With a broken shoulder, she was in some pain. A Bush victory “would make me feel better,” she said.

She had put out, as was her custom, a fabulous spread. “It’s pickup food,” she told me. “Caviar, lamb chops, paté, and filet.”

“She had the best food always, extraordinary, and always unusual — currys, scallop dishes,” a friend and frequent guest at the Buckleys’ home in Connecticut, Shirley Lord Rosenthal, said. “And Bill would always find a wine to match from the cellar.”

Mrs. Rosenthal and Buckley played gin rummy together in the late afternoon. At around half past 6, they would go to the music room, where Mr. Buckley would play the harpsichord or piano.

Friendships were important to her, perhaps none more so than the one she had with Nan Kempner. “The banter was always really funny. They’d been practicing for years,” Mr. Koda said.

When Kempner died in the fall of 2005, Buckley paved the way for an exhibition at the Costume Institute devoted to her wardrobe.

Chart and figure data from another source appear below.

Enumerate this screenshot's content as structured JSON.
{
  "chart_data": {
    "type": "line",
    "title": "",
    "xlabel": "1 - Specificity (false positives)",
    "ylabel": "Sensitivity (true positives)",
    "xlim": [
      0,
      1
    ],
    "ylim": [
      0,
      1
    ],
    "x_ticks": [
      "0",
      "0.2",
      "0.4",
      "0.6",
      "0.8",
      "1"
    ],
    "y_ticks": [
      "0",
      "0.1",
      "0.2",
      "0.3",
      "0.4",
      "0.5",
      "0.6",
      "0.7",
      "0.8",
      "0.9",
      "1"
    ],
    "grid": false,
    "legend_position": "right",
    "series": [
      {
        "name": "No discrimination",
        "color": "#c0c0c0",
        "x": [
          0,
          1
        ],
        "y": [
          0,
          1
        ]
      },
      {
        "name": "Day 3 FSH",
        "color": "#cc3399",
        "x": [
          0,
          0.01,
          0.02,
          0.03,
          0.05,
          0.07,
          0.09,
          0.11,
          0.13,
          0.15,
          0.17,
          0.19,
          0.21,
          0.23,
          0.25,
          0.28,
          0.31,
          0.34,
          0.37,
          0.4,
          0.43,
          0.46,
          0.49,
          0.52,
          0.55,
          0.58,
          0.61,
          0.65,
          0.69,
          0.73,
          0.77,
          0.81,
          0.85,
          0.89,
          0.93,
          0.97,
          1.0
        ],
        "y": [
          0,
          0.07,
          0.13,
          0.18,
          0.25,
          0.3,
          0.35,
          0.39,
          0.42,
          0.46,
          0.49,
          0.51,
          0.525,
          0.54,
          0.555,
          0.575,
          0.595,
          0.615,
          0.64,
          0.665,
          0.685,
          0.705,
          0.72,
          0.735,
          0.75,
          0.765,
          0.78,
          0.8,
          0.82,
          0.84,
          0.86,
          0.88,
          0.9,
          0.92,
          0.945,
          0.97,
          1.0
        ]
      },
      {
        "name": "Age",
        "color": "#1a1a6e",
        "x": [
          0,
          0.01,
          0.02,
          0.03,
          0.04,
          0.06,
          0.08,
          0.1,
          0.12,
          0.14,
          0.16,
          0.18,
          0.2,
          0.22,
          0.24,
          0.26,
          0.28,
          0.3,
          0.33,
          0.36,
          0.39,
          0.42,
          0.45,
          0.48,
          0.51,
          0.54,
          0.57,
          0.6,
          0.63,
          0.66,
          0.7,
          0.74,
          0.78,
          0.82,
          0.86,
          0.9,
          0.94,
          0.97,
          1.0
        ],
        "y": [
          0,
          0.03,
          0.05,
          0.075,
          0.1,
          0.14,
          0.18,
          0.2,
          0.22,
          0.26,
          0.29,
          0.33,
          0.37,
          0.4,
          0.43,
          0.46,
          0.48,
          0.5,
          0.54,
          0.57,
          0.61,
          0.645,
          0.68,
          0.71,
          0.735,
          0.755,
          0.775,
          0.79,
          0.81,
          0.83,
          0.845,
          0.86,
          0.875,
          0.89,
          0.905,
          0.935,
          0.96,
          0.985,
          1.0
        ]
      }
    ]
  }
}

She and Deeda Blair took Mr. Koda to lunch in the museum trustees’ dining room. “They were pretty brutal with me,” Mr. Koda said. “They said you’d be a fool not to do it.”

Mrs. Buckley outlined the concept for the show: to have it all together for people to see the way Kempner curated her wardrobe.

Buckley accompanied Mr. Koda on visits to Kempner’s apartment, sitting on the couch while he reviewed racks and racks of couture. “She’d say, ‘That was what she wore to the Central Park Conservancy lunch,’ or the library dinner — she remembered a good number of things, especially evening wear,” Mr. Koda said.

Mr. Koda talked with Buckley about doing an exhibition of her clothes. She refused, explaining that her important pieces, including the Jacques Fath gown in which she was married, had been destroyed in a fire at her home.

And so the clothes, like the person, will have to survive in memories.